Look for a natural frame for your photo.
It creates the feeling of depth as you look
past the frame to your main subject.
The idea is to turn this two dimensional
image into a three dimensional one.

Sunday, April 10, 2011

Photography lessons Vancouver


I had the pleasure of teaching Tamara Taggart today.
She has a new Canon SLR and wanted to learn
to use the basic functions such as aperture, shutter
speed, ISO, white balance, fill flash, exposure compensation
etc. In a two hour lesson we practiced those and a few
more technical functions as well as considering a bit
about shooting in window light and with flash.
In just two to three hours you can be introduced to
the dozen or 15 most important functions on your camera.
Many of the other functions are not really needed much
or at least not until you've practiced a lot.
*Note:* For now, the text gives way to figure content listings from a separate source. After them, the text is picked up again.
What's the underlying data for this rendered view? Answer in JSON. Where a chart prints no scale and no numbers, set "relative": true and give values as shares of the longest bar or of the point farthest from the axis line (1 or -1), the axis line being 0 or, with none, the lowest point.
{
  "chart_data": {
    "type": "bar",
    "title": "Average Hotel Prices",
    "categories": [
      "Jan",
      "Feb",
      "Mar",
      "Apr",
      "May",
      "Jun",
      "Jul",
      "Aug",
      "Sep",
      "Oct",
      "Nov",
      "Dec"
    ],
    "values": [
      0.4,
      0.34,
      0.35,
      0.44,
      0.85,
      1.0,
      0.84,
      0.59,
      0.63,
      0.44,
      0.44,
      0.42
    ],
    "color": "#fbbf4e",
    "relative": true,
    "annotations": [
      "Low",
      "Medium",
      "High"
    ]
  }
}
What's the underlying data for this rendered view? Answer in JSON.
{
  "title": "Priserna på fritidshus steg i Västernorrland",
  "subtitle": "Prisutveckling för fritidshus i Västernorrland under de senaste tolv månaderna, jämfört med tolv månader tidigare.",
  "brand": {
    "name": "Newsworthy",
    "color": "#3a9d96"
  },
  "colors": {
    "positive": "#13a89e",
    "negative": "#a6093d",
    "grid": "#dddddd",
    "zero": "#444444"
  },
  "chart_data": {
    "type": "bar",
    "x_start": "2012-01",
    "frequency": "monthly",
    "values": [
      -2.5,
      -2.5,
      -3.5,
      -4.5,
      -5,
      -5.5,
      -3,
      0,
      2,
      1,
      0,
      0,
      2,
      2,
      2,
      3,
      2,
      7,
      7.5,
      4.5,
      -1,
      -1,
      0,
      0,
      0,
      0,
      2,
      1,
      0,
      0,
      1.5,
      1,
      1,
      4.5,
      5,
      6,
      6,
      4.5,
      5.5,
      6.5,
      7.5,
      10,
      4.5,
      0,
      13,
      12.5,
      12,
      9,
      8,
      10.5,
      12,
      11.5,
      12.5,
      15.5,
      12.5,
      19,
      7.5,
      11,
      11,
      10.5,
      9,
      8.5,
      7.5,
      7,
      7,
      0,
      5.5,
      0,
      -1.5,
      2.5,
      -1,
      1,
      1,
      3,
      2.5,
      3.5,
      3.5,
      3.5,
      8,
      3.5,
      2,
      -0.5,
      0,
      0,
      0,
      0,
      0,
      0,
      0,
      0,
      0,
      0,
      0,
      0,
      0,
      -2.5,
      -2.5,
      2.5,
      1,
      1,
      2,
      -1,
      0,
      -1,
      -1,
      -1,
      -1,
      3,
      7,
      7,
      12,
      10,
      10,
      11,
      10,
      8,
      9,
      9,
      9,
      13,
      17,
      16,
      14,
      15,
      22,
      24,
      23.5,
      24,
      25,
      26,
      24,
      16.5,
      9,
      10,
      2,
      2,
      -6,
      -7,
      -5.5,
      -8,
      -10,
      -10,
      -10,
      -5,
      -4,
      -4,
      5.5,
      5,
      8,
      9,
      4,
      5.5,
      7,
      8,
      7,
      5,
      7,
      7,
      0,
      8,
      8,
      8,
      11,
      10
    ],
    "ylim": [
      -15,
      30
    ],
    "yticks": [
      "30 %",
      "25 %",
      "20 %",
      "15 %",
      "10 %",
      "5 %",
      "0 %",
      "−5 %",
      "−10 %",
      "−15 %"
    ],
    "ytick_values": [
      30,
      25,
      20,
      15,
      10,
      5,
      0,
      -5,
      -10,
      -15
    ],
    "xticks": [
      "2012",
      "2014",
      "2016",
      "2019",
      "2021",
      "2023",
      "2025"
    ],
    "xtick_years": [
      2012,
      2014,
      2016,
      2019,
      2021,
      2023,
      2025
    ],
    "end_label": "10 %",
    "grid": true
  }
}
The one to one
lesson is way more fun than reading your thick manual.

Tuesday, April 5, 2011

shooting stained glass using metering mode


Here's a subject where using the metering mode
helps. As the window was surrounded by the
black area of the dark church (I cropped it off)
the camera's meter thinks it should give you an
average exposure based on both the dark area and
the light window. So the exposure will be too bright.
Choose the spot meter mode and meter on the bright
window area for a more accurate reading of the light
that you actually want to photograph.

Photo tip: shooting snow

Photo tip: shooting snow
a little overexposure is needed for snow or other white subjects.